’Twas the night before Christmas, and all through the house…”

You have heard this phrase a thousand times over.

But have you ever wondered what the night before Christmas — the first Christmas — was really like?

In a figurative sense, what was the era like before Jesus came into the world?

Prior to the birth of Jesus, the Jewish people were under the heavy hand of Rome and the corrupt local leadership of King Herod.

They were disillusioned by their oppression, and their hope for the Messianic deliverer was crushed with every passing year.

It had been more than 400 years since the Jewish people had a word from the Lord, when one of the last prophets of the Bible, Micah, painted this bleak picture:

“You shall have night without vision, and you shall have darkness without divination; the sun shall go down on the prophets, and the day shall be dark for them… for there is no answer from God,” (Micah 3:6-7).

This was the portrait of the night before Christmas — national and spiritual darkness, and a pervading ignorance of God’s great purpose for his people.

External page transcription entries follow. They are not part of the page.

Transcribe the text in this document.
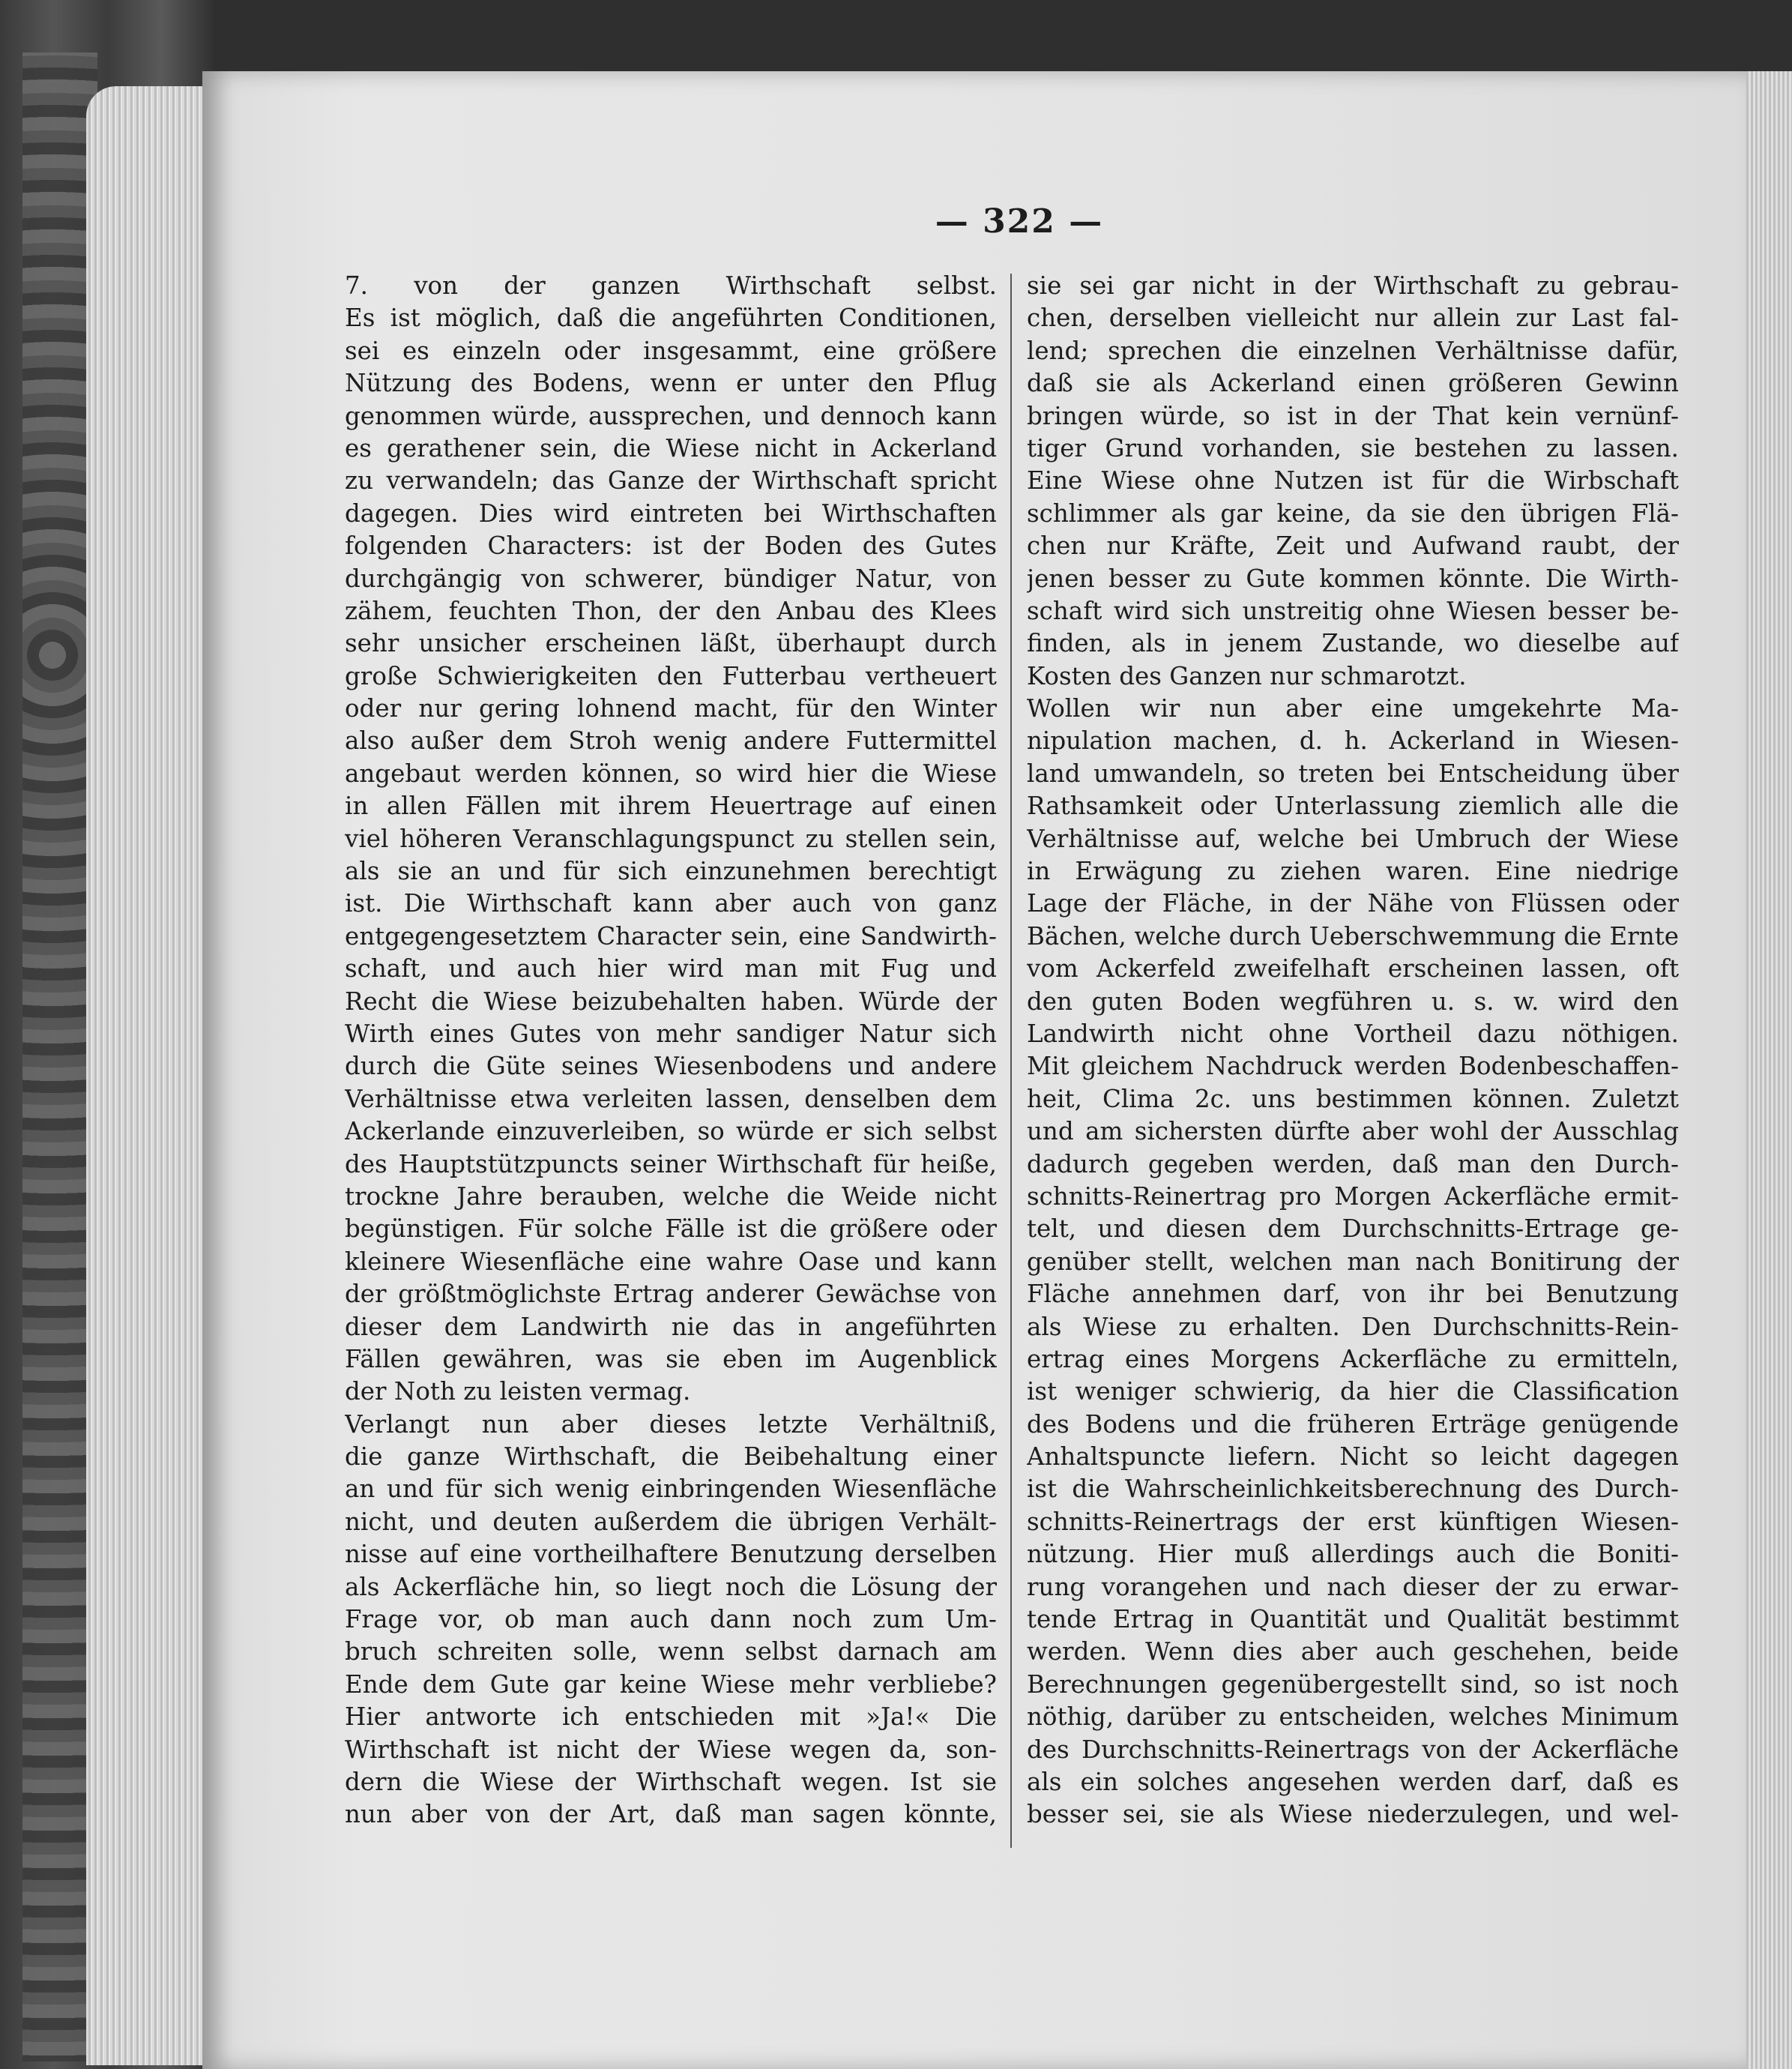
— 322 —
7. von der ganzen Wirthschaft selbst.
Es ist möglich, daß die angeführten Conditionen,
sei es einzeln oder insgesammt, eine größere
Nützung des Bodens, wenn er unter den Pflug
genommen würde, aussprechen, und dennoch kann
es gerathener sein, die Wiese nicht in Ackerland
zu verwandeln; das Ganze der Wirthschaft spricht
dagegen. Dies wird eintreten bei Wirthschaften
folgenden Characters: ist der Boden des Gutes
durchgängig von schwerer, bündiger Natur, von
zähem, feuchten Thon, der den Anbau des Klees
sehr unsicher erscheinen läßt, überhaupt durch
große Schwierigkeiten den Futterbau vertheuert
oder nur gering lohnend macht, für den Winter
also außer dem Stroh wenig andere Futtermittel
angebaut werden können, so wird hier die Wiese
in allen Fällen mit ihrem Heuertrage auf einen
viel höheren Veranschlagungspunct zu stellen sein,
als sie an und für sich einzunehmen berechtigt
ist. Die Wirthschaft kann aber auch von ganz
entgegengesetztem Character sein, eine Sandwirth-
schaft, und auch hier wird man mit Fug und
Recht die Wiese beizubehalten haben. Würde der
Wirth eines Gutes von mehr sandiger Natur sich
durch die Güte seines Wiesenbodens und andere
Verhältnisse etwa verleiten lassen, denselben dem
Ackerlande einzuverleiben, so würde er sich selbst
des Hauptstützpuncts seiner Wirthschaft für heiße,
trockne Jahre berauben, welche die Weide nicht
begünstigen. Für solche Fälle ist die größere oder
kleinere Wiesenfläche eine wahre Oase und kann
der größtmöglichste Ertrag anderer Gewächse von
dieser dem Landwirth nie das in angeführten
Fällen gewähren, was sie eben im Augenblick
der Noth zu leisten vermag.
Verlangt nun aber dieses letzte Verhältniß,
die ganze Wirthschaft, die Beibehaltung einer
an und für sich wenig einbringenden Wiesenfläche
nicht, und deuten außerdem die übrigen Verhält-
nisse auf eine vortheilhaftere Benutzung derselben
als Ackerfläche hin, so liegt noch die Lösung der
Frage vor, ob man auch dann noch zum Um-
bruch schreiten solle, wenn selbst darnach am
Ende dem Gute gar keine Wiese mehr verbliebe?
Hier antworte ich entschieden mit »Ja!« Die
Wirthschaft ist nicht der Wiese wegen da, son-
dern die Wiese der Wirthschaft wegen. Ist sie
nun aber von der Art, daß man sagen könnte,
sie sei gar nicht in der Wirthschaft zu gebrau-
chen, derselben vielleicht nur allein zur Last fal-
lend; sprechen die einzelnen Verhältnisse dafür,
daß sie als Ackerland einen größeren Gewinn
bringen würde, so ist in der That kein vernünf-
tiger Grund vorhanden, sie bestehen zu lassen.
Eine Wiese ohne Nutzen ist für die Wirbschaft
schlimmer als gar keine, da sie den übrigen Flä-
chen nur Kräfte, Zeit und Aufwand raubt, der
jenen besser zu Gute kommen könnte. Die Wirth-
schaft wird sich unstreitig ohne Wiesen besser be-
finden, als in jenem Zustande, wo dieselbe auf
Kosten des Ganzen nur schmarotzt.
Wollen wir nun aber eine umgekehrte Ma-
nipulation machen, d. h. Ackerland in Wiesen-
land umwandeln, so treten bei Entscheidung über
Rathsamkeit oder Unterlassung ziemlich alle die
Verhältnisse auf, welche bei Umbruch der Wiese
in Erwägung zu ziehen waren. Eine niedrige
Lage der Fläche, in der Nähe von Flüssen oder
Bächen, welche durch Ueberschwemmung die Ernte
vom Ackerfeld zweifelhaft erscheinen lassen, oft
den guten Boden wegführen u. s. w. wird den
Landwirth nicht ohne Vortheil dazu nöthigen.
Mit gleichem Nachdruck werden Bodenbeschaffen-
heit, Clima 2c. uns bestimmen können. Zuletzt
und am sichersten dürfte aber wohl der Ausschlag
dadurch gegeben werden, daß man den Durch-
schnitts-Reinertrag pro Morgen Ackerfläche ermit-
telt, und diesen dem Durchschnitts-Ertrage ge-
genüber stellt, welchen man nach Bonitirung der
Fläche annehmen darf, von ihr bei Benutzung
als Wiese zu erhalten. Den Durchschnitts-Rein-
ertrag eines Morgens Ackerfläche zu ermitteln,
ist weniger schwierig, da hier die Classification
des Bodens und die früheren Erträge genügende
Anhaltspuncte liefern. Nicht so leicht dagegen
ist die Wahrscheinlichkeitsberechnung des Durch-
schnitts-Reinertrags der erst künftigen Wiesen-
nützung. Hier muß allerdings auch die Boniti-
rung vorangehen und nach dieser der zu erwar-
tende Ertrag in Quantität und Qualität bestimmt
werden. Wenn dies aber auch geschehen, beide
Berechnungen gegenübergestellt sind, so ist noch
nöthig, darüber zu entscheiden, welches Minimum
des Durchschnitts-Reinertrags von der Ackerfläche
als ein solches angesehen werden darf, daß es
besser sei, sie als Wiese niederzulegen, und wel-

But then, the light dawned.

The son of God came into the world.

In him was the light of life.

Jesus gave new life to all who believed in him — that he was the messiah.

Fast-forward 2,000 years to this Christmas.

The darkness of spiritual ignorance has once again obscured the light.

We vainly imagine that we can solve our problems politically and socially.

We have relegated the things of God to the bottom rung.

Thus a vast darkness has shrouded hearts from true light.

Many have sought after the pleasures and the affairs of this life, rather than seeking God.

They have turned to their own way, having sinned and fallen short of his glory.

Jesus, the light of the world, was born during and largely in response to such spiritual darkness.

Isaiah 9:2 puts it this way: “The people who walked in darkness have seen a great light; those who dwelt in the land of the shadow of death, upon them a light has shined.”

Then as now, the coming of Jesus, the light of the world, can mean the end to your present darkness.

Realize that the source of all your trouble and spiritual darkness is sin, which has separated you from God.

In light of that, accept the challenge to examine who he was and what he did for you.

Let this night before Christmas be the last time you settle for spiritual darkness.

Read the Bible and explore the words of Christ.

He came, was born as a man — yet God — so he could die for our sin.

Welcome in the great light that has come into the world, your world, this night before Christmas.